Altered Default Mode Network Is Associated With Cognitive Impairment in CADASIL as Revealed by Multimodal Neuroimaging

Background and Purpose: Cerebral autosomal dominant arteriopathy with subcortical infarcts and leukoencephalopathy caused by mutations in the NOTCH3 gene is a hereditary cerebral small vessel disease, manifesting with stroke, cognitive impairment, and mood disturbances. Functional or structural changes in the default mode network (DMN), which plays important role in cognitive and mental maintenance, have been found in several neurological and mental diseases. However, it remains unclear whether DMN is altered in patients with cerebral autosomal dominant arteriopathy with subcortical infarcts and leukoencephalopathy (CADASIL).Methods: Multimodal imaging methods, including MRI and positron emission tomography (PET), were applied to evaluate the functional, structural, and metabolic characteristics of DMN in 25 patients with CADASIL and 42 healthy controls.Results: Compared with controls, patients with CADASIL had decreased nodal efficiency and degree centrality of the dorsal medial pre-frontal cortex and hippocampal formation within DMN. Structural MRI and diffusion tensor imaging (DTI) showed decreased gray matter volume and fiber tracks presented in the bilateral hippocampal formation.

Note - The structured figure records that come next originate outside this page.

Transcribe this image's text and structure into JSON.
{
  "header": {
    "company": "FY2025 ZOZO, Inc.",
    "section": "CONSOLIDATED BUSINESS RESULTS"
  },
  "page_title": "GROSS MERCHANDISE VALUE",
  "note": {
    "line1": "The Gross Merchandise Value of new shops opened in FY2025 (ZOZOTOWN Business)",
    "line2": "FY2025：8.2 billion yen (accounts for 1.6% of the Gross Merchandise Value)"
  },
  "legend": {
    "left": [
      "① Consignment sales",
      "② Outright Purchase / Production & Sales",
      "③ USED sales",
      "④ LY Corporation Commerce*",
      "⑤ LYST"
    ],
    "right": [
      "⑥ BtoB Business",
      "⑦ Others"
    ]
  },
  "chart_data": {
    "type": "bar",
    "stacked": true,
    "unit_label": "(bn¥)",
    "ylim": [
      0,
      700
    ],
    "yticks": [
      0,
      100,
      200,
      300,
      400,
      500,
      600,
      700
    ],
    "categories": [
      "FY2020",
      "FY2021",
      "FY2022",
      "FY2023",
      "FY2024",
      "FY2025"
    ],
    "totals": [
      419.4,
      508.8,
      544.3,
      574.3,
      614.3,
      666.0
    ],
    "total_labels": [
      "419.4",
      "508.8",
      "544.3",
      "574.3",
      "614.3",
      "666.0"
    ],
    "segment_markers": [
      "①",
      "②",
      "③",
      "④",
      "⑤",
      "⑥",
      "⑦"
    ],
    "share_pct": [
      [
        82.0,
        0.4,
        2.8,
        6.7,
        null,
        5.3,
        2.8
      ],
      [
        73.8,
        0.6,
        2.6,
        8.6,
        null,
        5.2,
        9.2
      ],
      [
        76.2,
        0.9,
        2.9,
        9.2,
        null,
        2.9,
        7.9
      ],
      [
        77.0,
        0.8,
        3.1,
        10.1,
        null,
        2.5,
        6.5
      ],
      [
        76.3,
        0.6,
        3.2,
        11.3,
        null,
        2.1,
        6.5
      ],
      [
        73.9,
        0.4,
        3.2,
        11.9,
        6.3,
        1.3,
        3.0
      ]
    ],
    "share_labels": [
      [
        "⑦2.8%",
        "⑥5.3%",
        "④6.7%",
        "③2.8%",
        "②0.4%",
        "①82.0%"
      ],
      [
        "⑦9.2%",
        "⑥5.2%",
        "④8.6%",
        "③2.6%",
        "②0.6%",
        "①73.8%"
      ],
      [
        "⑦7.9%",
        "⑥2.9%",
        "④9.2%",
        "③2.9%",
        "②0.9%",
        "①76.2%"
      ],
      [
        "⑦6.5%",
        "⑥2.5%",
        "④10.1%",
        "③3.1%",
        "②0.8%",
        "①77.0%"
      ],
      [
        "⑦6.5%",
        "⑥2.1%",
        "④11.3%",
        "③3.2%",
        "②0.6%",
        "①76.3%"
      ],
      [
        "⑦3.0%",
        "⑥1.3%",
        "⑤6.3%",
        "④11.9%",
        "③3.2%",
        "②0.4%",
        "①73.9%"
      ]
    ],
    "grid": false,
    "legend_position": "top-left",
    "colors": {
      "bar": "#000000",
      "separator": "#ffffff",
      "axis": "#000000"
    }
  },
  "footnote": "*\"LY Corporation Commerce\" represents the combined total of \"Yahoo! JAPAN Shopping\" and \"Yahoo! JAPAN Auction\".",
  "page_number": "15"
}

Meanwhile, PET imaging showed decreased metabolism within the whole DMN in CADASIL. Furthermore, correlation analyses showed that these nodal characteristics, gray matter volume, and metabolic signals of DMN were related to cognitive scores in CADASIL.Conclusions: Our results suggested that altered network characteristics of DMN might play important roles in cognitive deficits of CADASIL.